Les composants d'un tracteur thermique

Un tracteur thermique de petite ou de moyenne taille est typiquement une entité mécanique structurée autour de sous-ensembles techniques bien distincts, chacun ayant une fonction précise. Un tracteur thermique est le fruit de presque 100 ans d’expérience agricole et industrielle. C’est une conception aboutie et performante constituée des blocs suivants :

  • Le pont avant qui supporte le système de direction.
  • Le moteur qui est le plus souvent un bloc monolithe et qui fait office de châssis pour la partie avant du tracteur et qui porte le pont avant.
  • Le pont arrière qui est un bloc monolithe accroché au moteur au niveau de l’embrayage et qui inclut :
    • La boîte de vitesses.
    • La transmission arrière.
    • La prise de force et ses différents rapports de vitesses.
    • Le bloc de levage trois-points.
    • Pour les tracteurs 4 roues motrices, la boîte et le renvoi vers le pont avant.
  • La pompe du circuit hydraulique, une fonction essentielle, connectée au moteur et qui alimente :
    • Le levage du trois-points.
    • L’assistance de direction s’il y en a une (pas sur le Tracteur IZEKI).
    • Une possibilité d’alimentation d’autres organes hydrauliques.

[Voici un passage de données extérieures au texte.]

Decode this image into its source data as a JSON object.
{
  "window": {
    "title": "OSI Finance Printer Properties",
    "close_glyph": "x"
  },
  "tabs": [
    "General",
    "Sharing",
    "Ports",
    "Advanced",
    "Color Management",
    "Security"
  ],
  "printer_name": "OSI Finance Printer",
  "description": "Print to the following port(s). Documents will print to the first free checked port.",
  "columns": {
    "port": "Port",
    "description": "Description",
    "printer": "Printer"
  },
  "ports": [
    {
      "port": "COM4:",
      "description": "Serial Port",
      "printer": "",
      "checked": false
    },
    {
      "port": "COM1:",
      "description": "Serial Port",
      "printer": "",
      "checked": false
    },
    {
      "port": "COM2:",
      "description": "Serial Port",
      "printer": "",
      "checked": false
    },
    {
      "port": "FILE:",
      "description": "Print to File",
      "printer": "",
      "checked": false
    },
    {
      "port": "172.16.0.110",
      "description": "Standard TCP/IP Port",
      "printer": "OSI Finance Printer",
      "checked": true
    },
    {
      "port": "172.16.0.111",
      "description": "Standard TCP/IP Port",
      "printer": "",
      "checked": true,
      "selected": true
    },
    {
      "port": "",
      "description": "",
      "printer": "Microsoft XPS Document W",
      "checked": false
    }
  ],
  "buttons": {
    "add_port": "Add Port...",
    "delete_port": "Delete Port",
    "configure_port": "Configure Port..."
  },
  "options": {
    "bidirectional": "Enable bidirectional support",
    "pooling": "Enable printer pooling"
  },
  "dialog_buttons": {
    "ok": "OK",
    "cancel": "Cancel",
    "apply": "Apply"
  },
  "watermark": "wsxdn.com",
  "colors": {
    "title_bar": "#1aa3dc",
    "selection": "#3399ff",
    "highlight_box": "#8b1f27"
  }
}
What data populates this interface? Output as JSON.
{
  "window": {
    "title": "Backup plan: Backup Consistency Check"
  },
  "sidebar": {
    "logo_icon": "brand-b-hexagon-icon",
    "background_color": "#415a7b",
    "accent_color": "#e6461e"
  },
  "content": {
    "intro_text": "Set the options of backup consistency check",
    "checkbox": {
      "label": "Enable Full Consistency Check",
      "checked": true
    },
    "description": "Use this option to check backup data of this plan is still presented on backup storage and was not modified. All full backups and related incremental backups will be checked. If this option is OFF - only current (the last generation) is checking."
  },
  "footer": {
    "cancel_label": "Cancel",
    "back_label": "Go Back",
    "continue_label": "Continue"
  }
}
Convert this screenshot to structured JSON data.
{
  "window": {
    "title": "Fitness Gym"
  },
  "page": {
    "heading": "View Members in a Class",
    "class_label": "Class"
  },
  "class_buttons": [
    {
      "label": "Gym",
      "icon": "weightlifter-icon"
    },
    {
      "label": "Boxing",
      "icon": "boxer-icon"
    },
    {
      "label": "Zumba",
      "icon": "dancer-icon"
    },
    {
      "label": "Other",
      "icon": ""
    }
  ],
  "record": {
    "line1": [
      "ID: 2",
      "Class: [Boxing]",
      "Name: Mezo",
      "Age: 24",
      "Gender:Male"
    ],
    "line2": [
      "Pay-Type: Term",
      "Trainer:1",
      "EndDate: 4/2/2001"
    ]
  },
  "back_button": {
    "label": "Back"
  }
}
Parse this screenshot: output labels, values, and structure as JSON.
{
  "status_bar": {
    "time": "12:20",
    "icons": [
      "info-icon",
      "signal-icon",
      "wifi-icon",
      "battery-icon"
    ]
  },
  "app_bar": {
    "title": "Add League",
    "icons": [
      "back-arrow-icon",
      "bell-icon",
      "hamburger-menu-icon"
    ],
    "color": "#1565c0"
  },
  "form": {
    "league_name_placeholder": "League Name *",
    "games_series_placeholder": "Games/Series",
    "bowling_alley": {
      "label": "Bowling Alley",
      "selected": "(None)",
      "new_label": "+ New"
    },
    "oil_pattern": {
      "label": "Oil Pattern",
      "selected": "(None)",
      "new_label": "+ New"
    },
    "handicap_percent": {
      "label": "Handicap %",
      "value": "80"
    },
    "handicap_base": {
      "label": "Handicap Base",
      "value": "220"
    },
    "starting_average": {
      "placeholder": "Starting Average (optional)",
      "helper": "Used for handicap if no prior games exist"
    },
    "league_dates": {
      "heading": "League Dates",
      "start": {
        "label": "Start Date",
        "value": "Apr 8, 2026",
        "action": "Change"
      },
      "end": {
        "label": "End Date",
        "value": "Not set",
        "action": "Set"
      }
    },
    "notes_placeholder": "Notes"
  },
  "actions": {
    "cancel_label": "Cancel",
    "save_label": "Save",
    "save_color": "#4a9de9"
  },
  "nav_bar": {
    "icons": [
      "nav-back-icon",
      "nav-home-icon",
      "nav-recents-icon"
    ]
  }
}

Motorisation du Tracteur-Re

Le rétrofit remplace le moteur thermique par un moteur électrique. Ce remplacement se doit d’avoir des  performances très similaires, même meilleures pour être crédible. Nous n’avons pas retrouvé les caractéristiques du moteur de 11 kW a deux cylindres de l’ISEKI transformé, mais nous prendrons pour équivalence le moteur de 15 kW.

Un moteur de référence de 15 kW pour ces tracteurs compacts est le moteur diesel de Mitsubishi model MVL3E aux caractéristiques suivantes :

  • Cylindrée : 952 cm3 à 3 cylindres.
  • Puissance développée  : 17 kW à 3600 tr/min.
  • Point nominal de fonctionnement : 2700 tr/min pour 15 kW.
  • Couple moteur : 50 Nm.
Performances du moteur thermiques.jpg

Les courbes des performances du moteur thermiques sont indiquées sur le diagramme.

Un moteur de 11 kW  aura des performances plus basses mais avec un profil en régime et courbe de couple similaires. Les moteurs diesels ont la particularité d’avoir une courbe de couple assez plate. Cette qualité donne une courbe de puissance linéaire avec le régime moteur.  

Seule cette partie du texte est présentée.